Confesso: scrivo. Quel che è peggio, mi piace farlo.
Ma da qui a dire che la scrittura sia un piacere, andiamoci piano. Scrivere è un piacere fino a che non ci si mette in testa di volerlo fare perché predestinati all’immortalità. Da quel punto in poi, amici cari, è lavoro.
Sono d’accordo, non è esattamente questo che pensa il resto del mondo attorno a me, ma mettere insieme un testo, un racconto, un romanzo sia pur breve o un articolo è un lavoraccio che richiede molte ore inquiete e olio di gomito a litri. Bisogna costruire una trama solida, creare dei personaggi quanto meno convincenti, correggere, eliminare le ripetizioni e il superfluo (come l’avverbio che ho appena cancellato), e soprattutto mantenere una coerenza linguistica e di stile. Insomma, è un da fare senza fine.

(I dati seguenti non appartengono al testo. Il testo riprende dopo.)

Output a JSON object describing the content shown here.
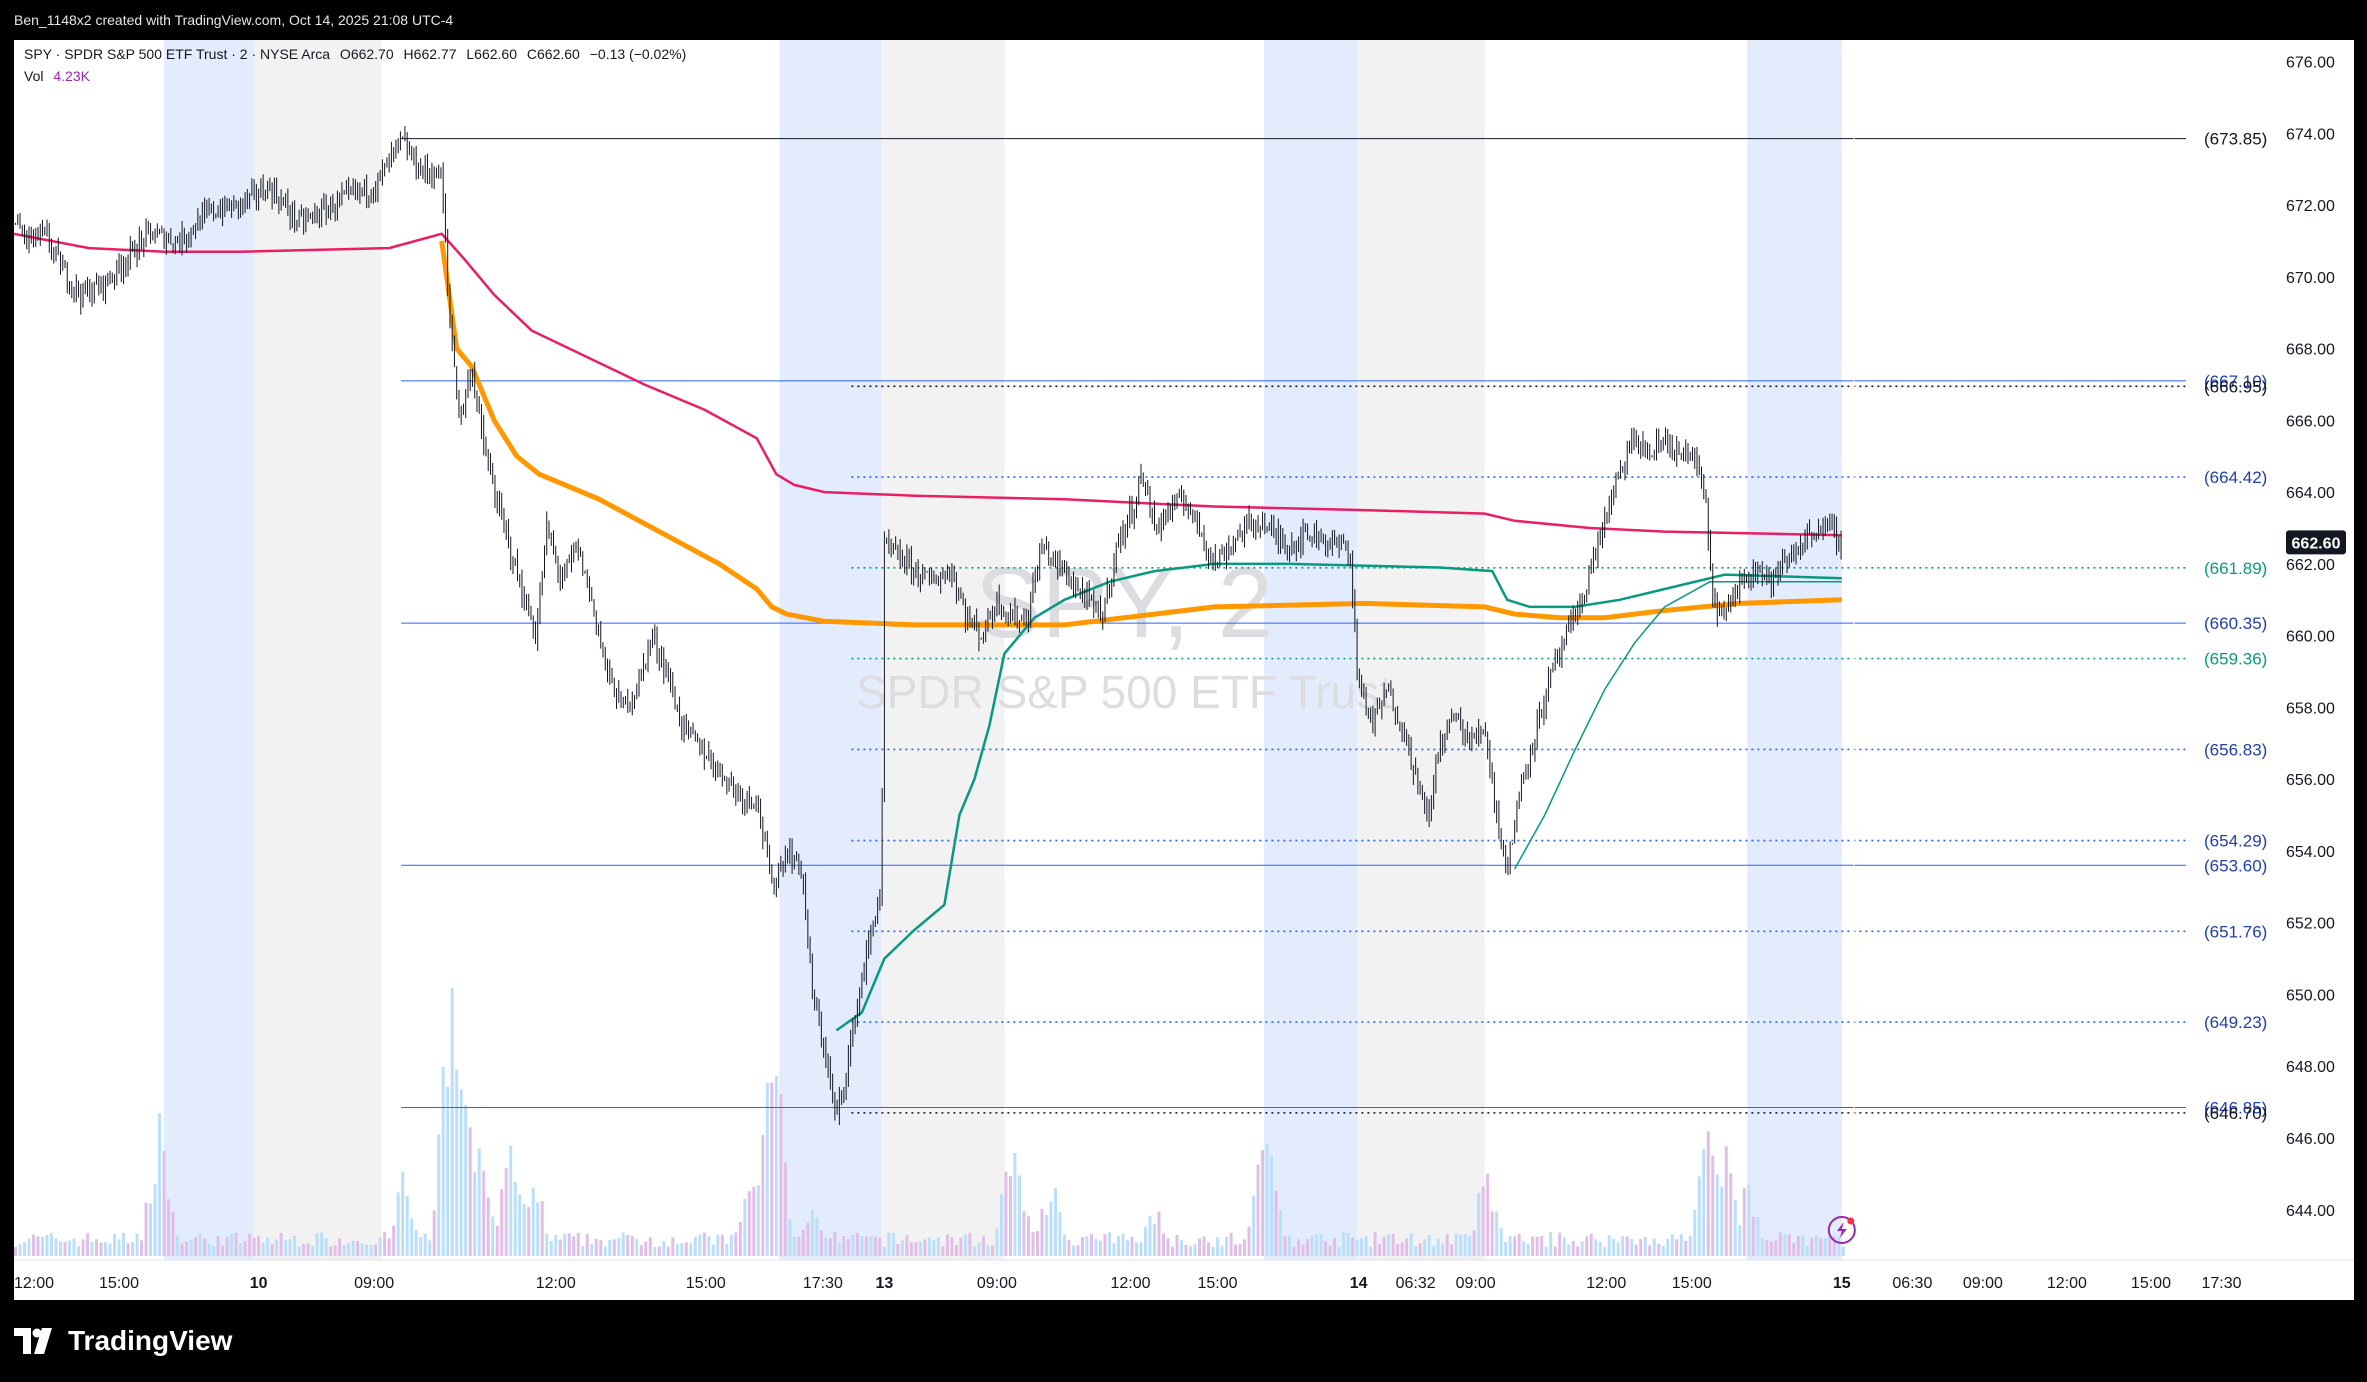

Capita, per esempio, che l’ometto serafico e tranquillo che avevo in mente all’inizio della storia ad un tratto decida di sbarellare come la graziosa Annie quando capisce che Misery deve morire: ciò mi porta non solo a sospettare di avere tendenze schizoidi, sed etiam di non riuscire a controllare l’evoluzione caratteriale dei miei personaggi, i quali tendono a finire dove pare a loro. L’unico, misero vantaggio è il non dover andare a ripescarli in qualche commissariato dietro cauzione (anche se non metterei la mano sul fuoco che un giorno non possa accadere).
Nonostante il sacro fuoco della creazione letteraria arda alto, tuttavia, mi capita anche di restare all’addiaccio: e mentre su New York calano le prime ombre della sera (cit.) io meschina mi ritrovo preda della sindrome da pagina bianca, già mio incubo al liceo durante i compiti in classe. Niente da scrivere, vuoto assoluto accompagnato dalla subitanea capacità cerebrale di un protozoo.